Volume Five immediately follows the events of Volume Four (…AND THE MONSTROUS HOLIDAY SPECIAL EDITION), so it might be in the reader’s favor to read the previous books. This particular story bounces back-and-forth between Courtney’s Uncle Aloysius’ battle with his mortality and Courtney’s blossoming friendship with her new neighbor, a young girl named Holly Hatchet. Though others attempt to warn her to stay away from “that girl,” Holly takes it in stride and she and Courtney soon become fast friends. In fact, Courtney is so excited to have a buddy, that she doesn’t think twice when she shows Holly her spell books. Unfortunately, Holly takes advantage of such and quickly finds herself deeper and deeper in the world of fairies and monsters. With only Courtney to turn to, could she possibly get out of their world alive, especially when the only person who can help you is hiding some deep secrets of her own?
COURTNEY CRUMRIN is the type of book that is truly all-ages. Unlike plenty of titles that feature children as their protagonists, this work is not limited to a younger audience, but is something that can be enjoyed by young and old alike. It has the same kind of appeal as Jeff Smith’s BONE or even ENDER’S GAME. It doesn’t limit its vocabulary or tell overly goofy jokes, but treats the reader to a well-thought out story that just happens to have a young main character (and, well, some goofy jokes). It’s thanks to this approach that the COURTNEY CRUMRIN series has managed to survive as long as it has. It retains this beautiful sense of wonder, from the dark creatures to the underground cities, while still taking itself as an all-ages, dark fantasy read seriously. It’s a fantastic start for young fans to get into comics and a great reminder for older fans about why they did.

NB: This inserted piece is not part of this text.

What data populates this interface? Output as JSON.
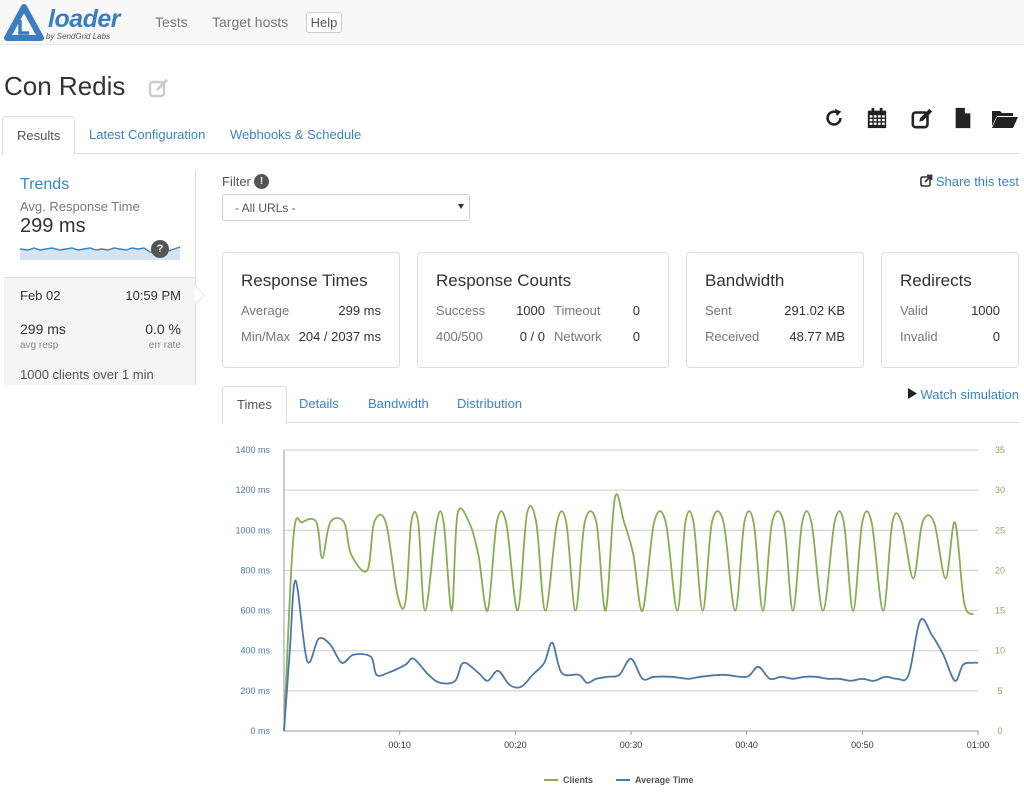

The artist/writer behind this spooky tale of the grim and macabre is Ted Naifeh, a long time player in the underground comic scene. His earliest work, GLOOMCOOKIE, quickly established him as a purveyor of all things “doom and gloom,” easily translating it to CRUMRIN. The story flows like a fairytale, while each twist and turn beckons the reader to go further down the rabbit hole. The characters, in both design and story, are meticulously realized, each capable of existing separately yet manage to work brilliantly with each other. The art is unique to Naifeh as well, with clean angles and expressive faces having been honed from years of working outside of mainstream comics.
If you dig wayward stories of weird kids doing weird things, this is your book. It’s funny, heartfelt and full of magical, dastardly deeds that make you believe in monsters under your bed again.